SAD FACT: There are people who love their vocation and who look forward to getting up in the morning. There are people in love with their bad faith, who meld blissfully with their constructed identities, and who love their lives. They love their invented relationships, their invented stories, and the series of temporary invented self-identities.

“It’s fake happiness!” we (existentialists) say. “The true self is freedom. All meaning-making is story-telling. Identities are fabrications. And an established daily routine is bad faith.”

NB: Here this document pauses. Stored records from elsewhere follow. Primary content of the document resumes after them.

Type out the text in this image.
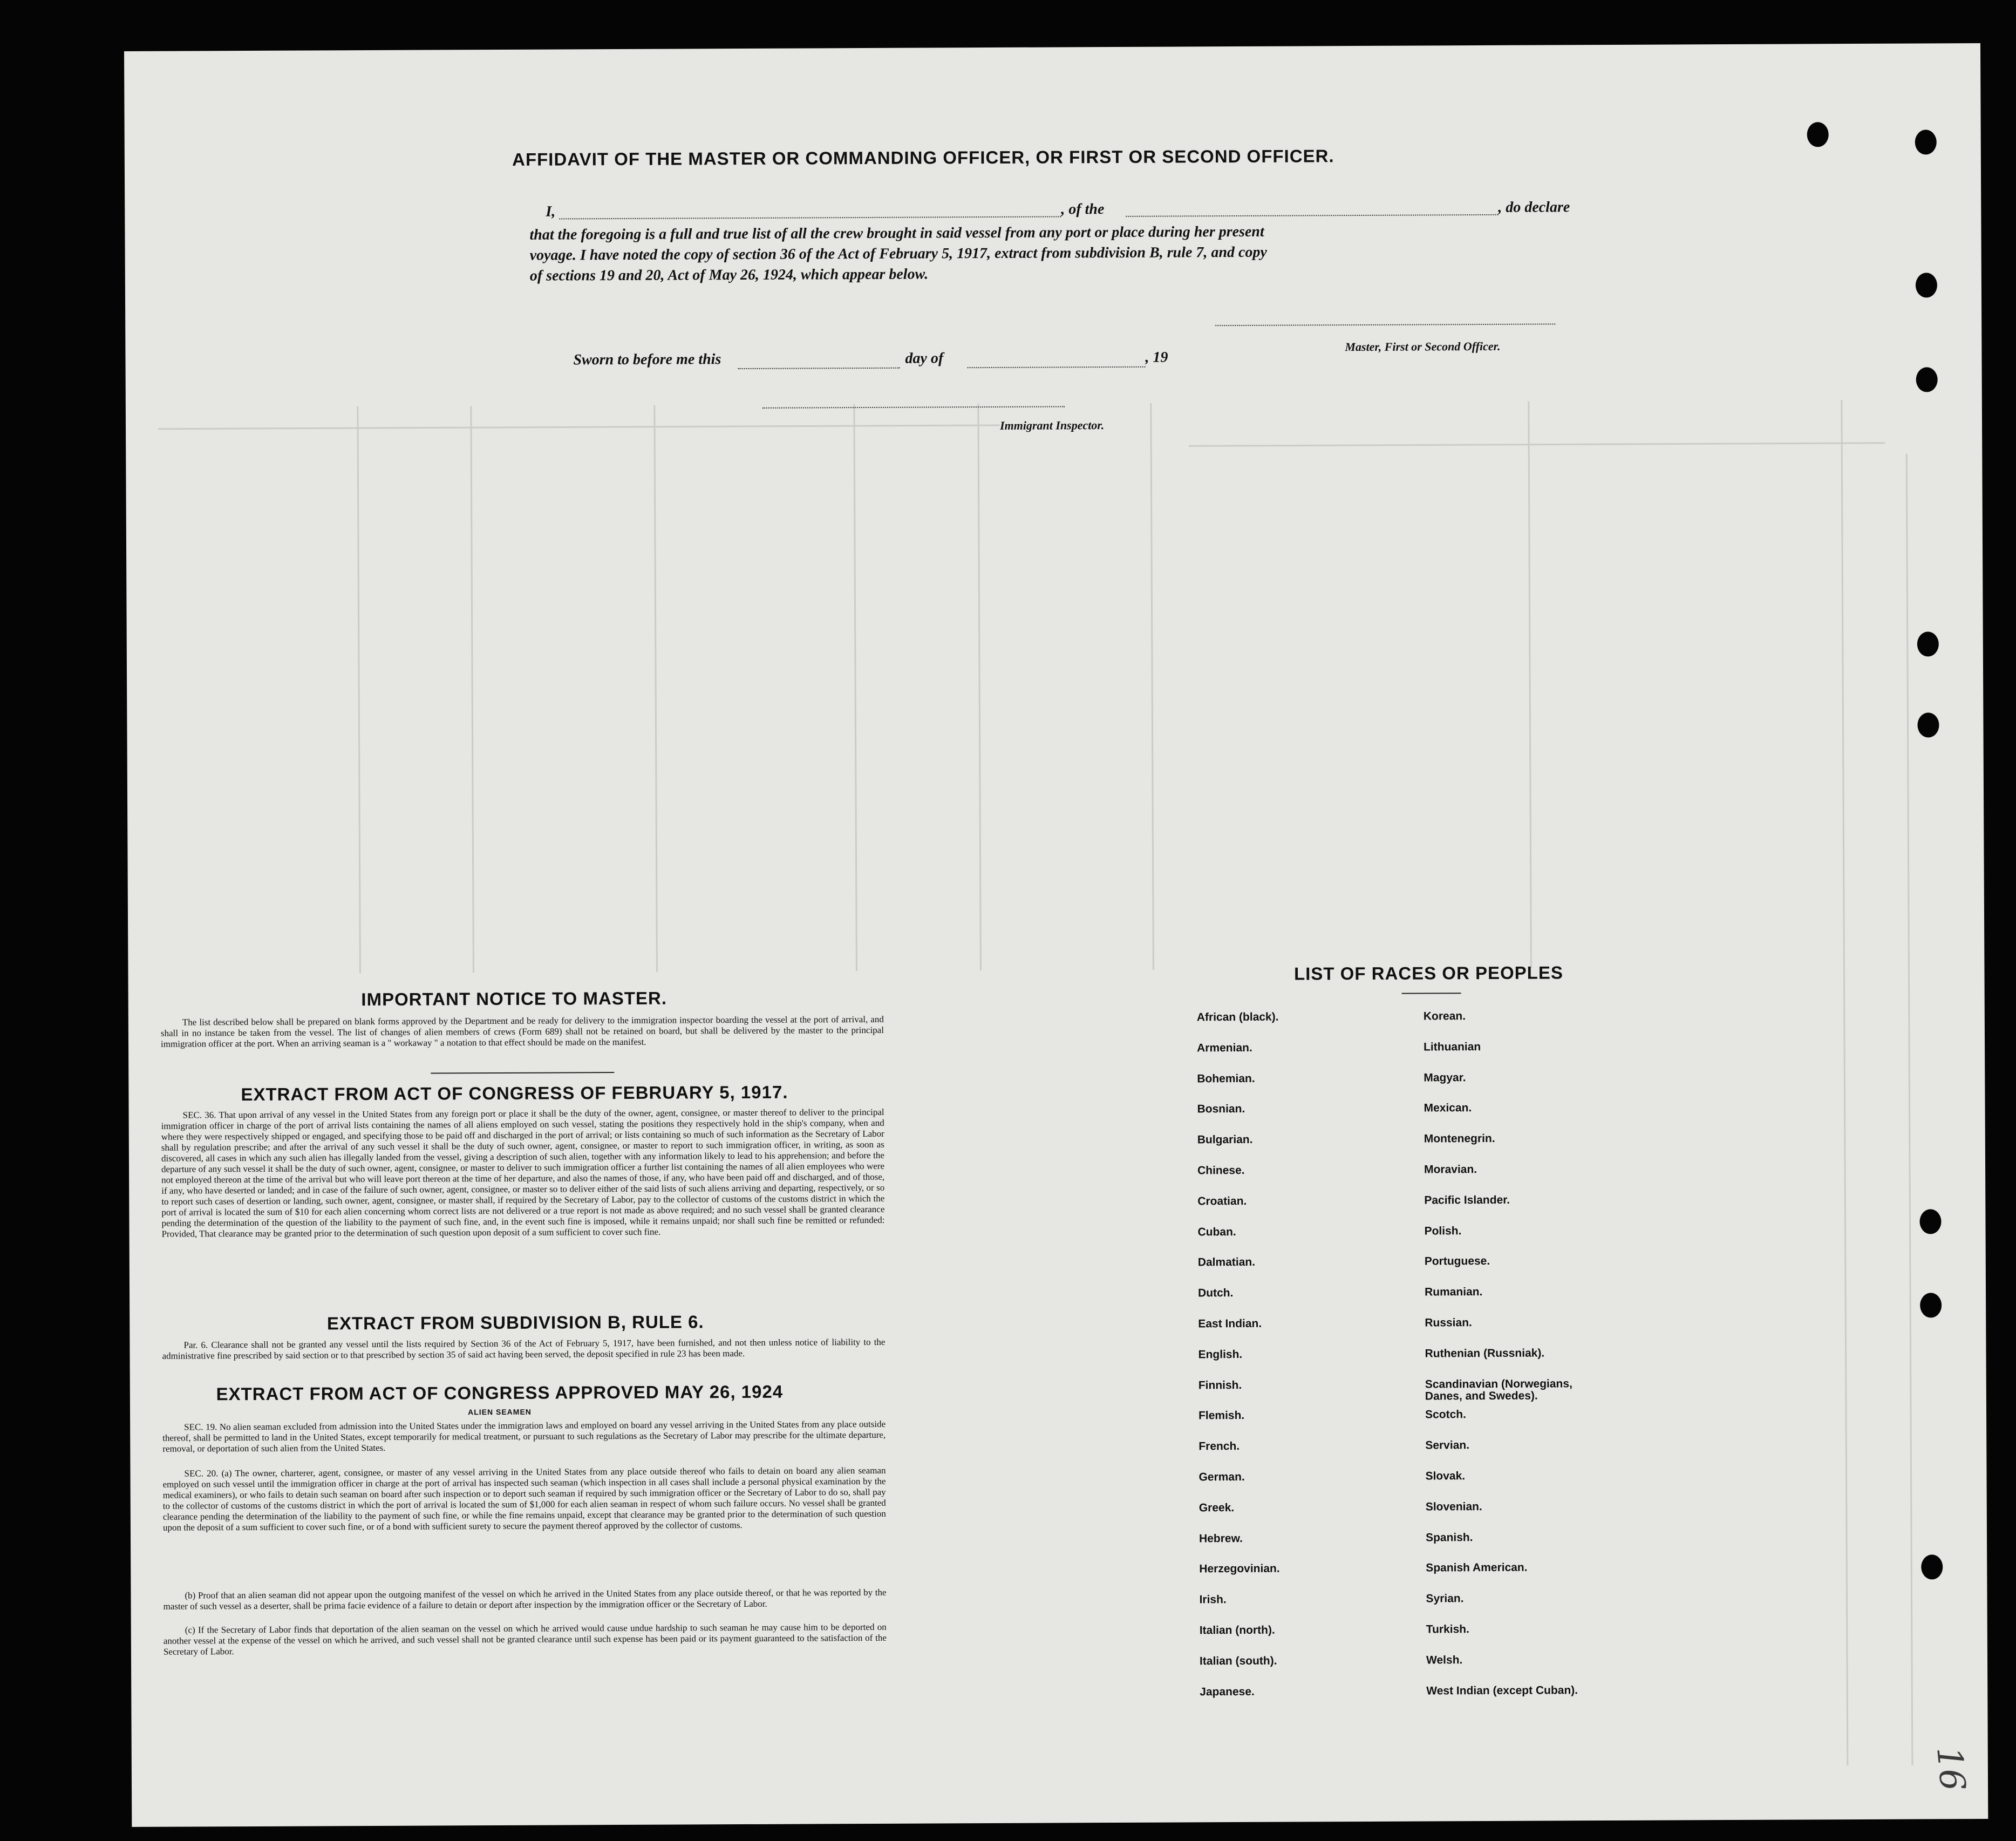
AFFIDAVIT OF THE MASTER OR COMMANDING OFFICER, OR FIRST OR SECOND OFFICER.
I,	, of the	, do declare
that the foregoing is a full and true list of all the crew brought in said vessel from any port or place during her present
voyage. I have noted the copy of section 36 of the Act of February 5, 1917, extract from subdivision B, rule 7, and copy
of sections 19 and 20, Act of May 26, 1924, which appear below.
Master, First or Second Officer.
Sworn to before me this	day of	, 19
Immigrant Inspector.
IMPORTANT NOTICE TO MASTER.
The list described below shall be prepared on blank forms approved by the Department and be ready for delivery to the immigration inspector boarding the vessel at the port of arrival, and shall in no instance be taken from the vessel. The list of changes of alien members of crews (Form 689) shall not be retained on board, but shall be delivered by the master to the principal immigration officer at the port. When an arriving seaman is a " workaway " a notation to that effect should be made on the manifest.
EXTRACT FROM ACT OF CONGRESS OF FEBRUARY 5, 1917.
SEC. 36. That upon arrival of any vessel in the United States from any foreign port or place it shall be the duty of the owner, agent, consignee, or master thereof to deliver to the principal immigration officer in charge of the port of arrival lists containing the names of all aliens employed on such vessel, stating the positions they respectively hold in the ship's company, when and where they were respectively shipped or engaged, and specifying those to be paid off and discharged in the port of arrival; or lists containing so much of such information as the Secretary of Labor shall by regulation prescribe; and after the arrival of any such vessel it shall be the duty of such owner, agent, consignee, or master to report to such immigration officer, in writing, as soon as discovered, all cases in which any such alien has illegally landed from the vessel, giving a description of such alien, together with any information likely to lead to his apprehension; and before the departure of any such vessel it shall be the duty of such owner, agent, consignee, or master to deliver to such immigration officer a further list containing the names of all alien employees who were not employed thereon at the time of the arrival but who will leave port thereon at the time of her departure, and also the names of those, if any, who have been paid off and discharged, and of those, if any, who have deserted or landed; and in case of the failure of such owner, agent, consignee, or master so to deliver either of the said lists of such aliens arriving and departing, respectively, or so to report such cases of desertion or landing, such owner, agent, consignee, or master shall, if required by the Secretary of Labor, pay to the collector of customs of the customs district in which the port of arrival is located the sum of $10 for each alien concerning whom correct lists are not delivered or a true report is not made as above required; and no such vessel shall be granted clearance pending the determination of the question of the liability to the payment of such fine, and, in the event such fine is imposed, while it remains unpaid; nor shall such fine be remitted or refunded: Provided, That clearance may be granted prior to the determination of such question upon deposit of a sum sufficient to cover such fine.
EXTRACT FROM SUBDIVISION B, RULE 6.
Par. 6. Clearance shall not be granted any vessel until the lists required by Section 36 of the Act of February 5, 1917, have been furnished, and not then unless notice of liability to the administrative fine prescribed by said section or to that prescribed by section 35 of said act having been served, the deposit specified in rule 23 has been made.
EXTRACT FROM ACT OF CONGRESS APPROVED MAY 26, 1924
ALIEN SEAMEN
SEC. 19. No alien seaman excluded from admission into the United States under the immigration laws and employed on board any vessel arriving in the United States from any place outside thereof, shall be permitted to land in the United States, except temporarily for medical treatment, or pursuant to such regulations as the Secretary of Labor may prescribe for the ultimate departure, removal, or deportation of such alien from the United States.
SEC. 20. (a) The owner, charterer, agent, consignee, or master of any vessel arriving in the United States from any place outside thereof who fails to detain on board any alien seaman employed on such vessel until the immigration officer in charge at the port of arrival has inspected such seaman (which inspection in all cases shall include a personal physical examination by the medical examiners), or who fails to detain such seaman on board after such inspection or to deport such seaman if required by such immigration officer or the Secretary of Labor to do so, shall pay to the collector of customs of the customs district in which the port of arrival is located the sum of $1,000 for each alien seaman in respect of whom such failure occurs. No vessel shall be granted clearance pending the determination of the liability to the payment of such fine, or while the fine remains unpaid, except that clearance may be granted prior to the determination of such question upon the deposit of a sum sufficient to cover such fine, or of a bond with sufficient surety to secure the payment thereof approved by the collector of customs.
(b) Proof that an alien seaman did not appear upon the outgoing manifest of the vessel on which he arrived in the United States from any place outside thereof, or that he was reported by the master of such vessel as a deserter, shall be prima facie evidence of a failure to detain or deport after inspection by the immigration officer or the Secretary of Labor.
(c) If the Secretary of Labor finds that deportation of the alien seaman on the vessel on which he arrived would cause undue hardship to such seaman he may cause him to be deported on another vessel at the expense of the vessel on which he arrived, and such vessel shall not be granted clearance until such expense has been paid or its payment guaranteed to the satisfaction of the Secretary of Labor.
LIST OF RACES OR PEOPLES
African (black).
Armenian.
Bohemian.
Bosnian.
Bulgarian.
Chinese.
Croatian.
Cuban.
Dalmatian.
Dutch.
East Indian.
English.
Finnish.
Flemish.
French.
German.
Greek.
Hebrew.
Herzegovinian.
Irish.
Italian (north).
Italian (south).
Japanese.
Korean.
Lithuanian
Magyar.
Mexican.
Montenegrin.
Moravian.
Pacific Islander.
Polish.
Portuguese.
Rumanian.
Russian.
Ruthenian (Russniak).
Scandinavian (Norwegians,
Danes, and Swedes).
Scotch.
Servian.
Slovak.
Slovenian.
Spanish.
Spanish American.
Syrian.
Turkish.
Welsh.
West Indian (except Cuban).
16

That all may be true. Yet it still does not follow that the story-less and identity-less way is best. To be a story-less center of wise negation (to be an Arhat?) may be authentic, but is it livable?

Here are some articles showing that we hate other peoples’ happiness:

Boyce, C. J., Brown, G. & Moore, S. (2010). Money and Happiness: Rank of Income, Not Income, Affects Life Satisfaction. Psychological Science, Vol. 21, No. 4, 471-75.

Happiness comes from differential social status.

Firebaugh, G. & Schroeder, M. (2009). Does Your Neighbor’s Income Affect Your Happiness?. American Journal of Sociology, 115 (3), 805-831.

People are happier when they live among the poor, as long as the poor do not live too close.

Haushofer, J., Reisinger, J. & Shapiro, J. (2015). Your Gain Is My Pain: Negative Psychological Externalities of Cash Transfers.

Happier neighbors strongly decreases life satisfaction.